For **TTFS (Time-to-First-Spike)** encoding:

```python
def ttfs_encode(x, T=8):
    """Convert continuous input to TTFS spike events."""
    # x: [B, C, H, W] in [0, 1]
    # Return: [B, T, C, H, W] binary spikes
    # Fire at timestep t if pixel intensity crosses threshold
    thresholds = torch.linspace(1.0, 1.0/T, T)
    spikes = torch.zeros(x.shape[0], T, *x.shape[1:], device=x.device)
    
    for t in range(T):
        mask = (x > thresholds[t]) & (spikes.sum(dim=1) == 0)
        spikes[:, t][mask] = 1
    
    return spikes
```

## Performance Benchmarks

### CIFAR-10 (Spiking-WRN20)
| Method | Accuracy | Gain over Baseline |
|--------|----------|--------------------|
| Direct-coded | 90.11% | — |
| TTFS baseline | 28.69% | — |
| TSF | 50.66% | +22.0pp |
| **SKD (Ours)** | **74.18%** | **+45.5pp** |

### CIFAR-100 (Spiking-WRN20)
| Method | Accuracy | Gain over Baseline |
|--------|----------|--------------------|
| Direct-coded | 62.52% | — |
| TTFS baseline | 6.60% | — |
| TSF | 17.23% | +10.6pp |
| **SKD (Ours)** | **43.83%** | **+37.2pp** |

### ImageNet (Spiking-WRN16)
| Method | Accuracy | Gain over Baseline |
|--------|----------|--------------------|
| Direct-coded | 62.65% | — |
| TTFS baseline | 6.21% | — |
| TSF | 10.69% | +4.5pp |
| **SKD (Ours)** | **35.04%** | **+28.8pp** |

**Pattern**: SKD consistently outperforms TSF across all 9 architectures on CIFAR-10, 8/9 on CIFAR-100, and 3/3 on ImageNet.

## Pitfalls

### Critical Pitfalls

1. **Information-theoretic ceiling**: Even optimal D2E transfer cannot recover ~60% of input entropy lost in TTFS encoding.

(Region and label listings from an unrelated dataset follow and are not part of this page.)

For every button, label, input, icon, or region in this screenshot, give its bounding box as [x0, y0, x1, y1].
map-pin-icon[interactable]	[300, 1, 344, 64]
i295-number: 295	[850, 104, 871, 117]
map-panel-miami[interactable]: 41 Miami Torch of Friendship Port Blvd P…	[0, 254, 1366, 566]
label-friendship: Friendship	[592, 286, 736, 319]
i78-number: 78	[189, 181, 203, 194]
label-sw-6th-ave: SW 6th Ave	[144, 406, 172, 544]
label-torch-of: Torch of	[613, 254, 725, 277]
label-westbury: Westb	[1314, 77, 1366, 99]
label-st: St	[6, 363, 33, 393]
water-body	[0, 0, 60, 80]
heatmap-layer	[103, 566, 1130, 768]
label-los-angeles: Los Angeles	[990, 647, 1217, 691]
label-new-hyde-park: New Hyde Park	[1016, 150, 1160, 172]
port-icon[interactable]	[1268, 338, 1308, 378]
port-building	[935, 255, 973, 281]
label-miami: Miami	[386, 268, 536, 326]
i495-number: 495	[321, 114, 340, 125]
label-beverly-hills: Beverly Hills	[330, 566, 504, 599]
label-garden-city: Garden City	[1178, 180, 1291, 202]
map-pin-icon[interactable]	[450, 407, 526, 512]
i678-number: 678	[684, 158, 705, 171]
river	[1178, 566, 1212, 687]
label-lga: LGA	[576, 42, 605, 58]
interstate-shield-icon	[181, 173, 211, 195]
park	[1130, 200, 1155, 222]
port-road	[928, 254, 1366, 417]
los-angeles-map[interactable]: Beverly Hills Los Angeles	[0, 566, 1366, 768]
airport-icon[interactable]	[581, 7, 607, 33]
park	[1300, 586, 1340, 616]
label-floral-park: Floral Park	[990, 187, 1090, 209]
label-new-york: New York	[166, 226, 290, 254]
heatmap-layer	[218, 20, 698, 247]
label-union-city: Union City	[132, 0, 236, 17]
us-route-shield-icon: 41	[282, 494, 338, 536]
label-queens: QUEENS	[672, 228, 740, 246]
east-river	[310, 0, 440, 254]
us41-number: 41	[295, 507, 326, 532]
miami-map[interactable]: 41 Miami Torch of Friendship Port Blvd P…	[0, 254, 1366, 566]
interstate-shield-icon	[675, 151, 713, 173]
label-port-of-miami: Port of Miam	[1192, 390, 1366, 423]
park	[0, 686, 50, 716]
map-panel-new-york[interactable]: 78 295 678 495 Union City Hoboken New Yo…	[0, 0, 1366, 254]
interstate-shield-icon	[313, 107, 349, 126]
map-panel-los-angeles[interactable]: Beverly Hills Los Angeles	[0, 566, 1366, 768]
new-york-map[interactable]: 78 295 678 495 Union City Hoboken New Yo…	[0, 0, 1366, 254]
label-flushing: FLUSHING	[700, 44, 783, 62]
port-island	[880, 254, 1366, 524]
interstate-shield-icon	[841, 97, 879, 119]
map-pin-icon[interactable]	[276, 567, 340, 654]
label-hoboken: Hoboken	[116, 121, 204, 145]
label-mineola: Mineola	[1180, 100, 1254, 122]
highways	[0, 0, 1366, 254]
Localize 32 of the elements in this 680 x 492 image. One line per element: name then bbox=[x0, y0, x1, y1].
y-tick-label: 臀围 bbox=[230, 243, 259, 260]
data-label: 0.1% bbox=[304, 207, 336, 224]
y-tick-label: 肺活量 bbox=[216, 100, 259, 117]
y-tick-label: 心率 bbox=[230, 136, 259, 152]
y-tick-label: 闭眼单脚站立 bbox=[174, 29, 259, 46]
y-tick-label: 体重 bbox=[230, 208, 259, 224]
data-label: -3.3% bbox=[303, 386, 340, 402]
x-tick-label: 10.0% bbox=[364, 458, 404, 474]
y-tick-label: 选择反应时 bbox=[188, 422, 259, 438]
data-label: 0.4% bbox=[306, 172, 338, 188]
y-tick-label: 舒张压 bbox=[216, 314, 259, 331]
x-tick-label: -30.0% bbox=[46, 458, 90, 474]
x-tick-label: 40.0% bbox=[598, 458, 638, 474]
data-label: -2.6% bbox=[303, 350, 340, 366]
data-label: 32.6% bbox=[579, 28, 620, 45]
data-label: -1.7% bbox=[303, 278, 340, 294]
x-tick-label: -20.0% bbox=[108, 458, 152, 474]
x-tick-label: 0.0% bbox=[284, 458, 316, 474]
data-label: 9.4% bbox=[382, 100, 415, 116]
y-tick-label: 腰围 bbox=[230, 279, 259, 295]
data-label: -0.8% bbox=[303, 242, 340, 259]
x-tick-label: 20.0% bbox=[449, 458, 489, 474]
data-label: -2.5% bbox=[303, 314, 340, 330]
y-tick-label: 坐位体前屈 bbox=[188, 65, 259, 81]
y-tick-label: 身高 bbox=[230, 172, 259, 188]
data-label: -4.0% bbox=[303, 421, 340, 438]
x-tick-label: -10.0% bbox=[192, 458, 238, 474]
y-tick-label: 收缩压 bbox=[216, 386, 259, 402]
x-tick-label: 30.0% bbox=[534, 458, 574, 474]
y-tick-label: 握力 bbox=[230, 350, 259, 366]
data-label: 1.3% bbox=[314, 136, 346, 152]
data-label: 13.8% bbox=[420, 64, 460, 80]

Expect a non-trivial gap vs. direct-coded teacher (e.g., 90%→74%).
2. **Deep architecture sensitivity**: Deeper networks (Spiking-VGG16, SEW-RN50) suffer exponential spike rate collapse across layers. Consider increasing T or using richer encodings.
3. **Temperature scaling**: The KL distillation benefits from temperature scaling. Without it, forward KL may not effectively transfer "dark knowledge" in probability distribution tails.
4. **DVS vs TTFS**: When converting to simulated DVS sensors (not just TTFS), the encoding gap is even larger. SKD still works but absolute accuracy is lower.
5. **Single-shot vs multi-shot**: The benchmarks use single-shot finetuning. Multi-shot (50+ epochs) shows tighter convergence but may overfit.

## Applications

- **Neuromorphic deployment**: Convert existing direct-coded SNN research models for Loihi, Speck, TrueNorth hardware
- **Edge inference**: Deploy high-accuracy SNNs on energy-constrained devices with TTFS/Event-based coding
- **SNN research reuse**: Reuse pretrained SNN databases trained with direct coding for event-based applications
- **ANN-SNN pipeline complement**: Unlike ANN-to-SNN conversion, D2E addresses intra-SNN encoding shift when upstream training already committed to direct coding

## Related Approaches

- **Information Bottleneck (IB) methods**: SNIB, HOSIB, SIBoLS — complementary intra-domain regularizers that could be combined with SKD
- **ANN-to-SNN conversion**: Different problem (ANN→SNN vs. direct-SNN→event-SNN); calibration techniques don't directly apply to TTFS
- **Knowledge distillation variants**: Reverse KL offers +0.87pp but loses theoretical bound guarantee; symmetric KL may be future improvement direction

## Key References

- Luu et al. (2026). Direct-to-Event Spiking Neural Network Transfer. IEEE Signal Processing Letters.
- Kim et al. (2022). Rate coding or direct coding: which one is better? ICASSP.
- Fang et al. (2021). Deep residual learning in SNNs. NeurIPS.
- Hinton et al. (2015). Distilling the knowledge in a neural network.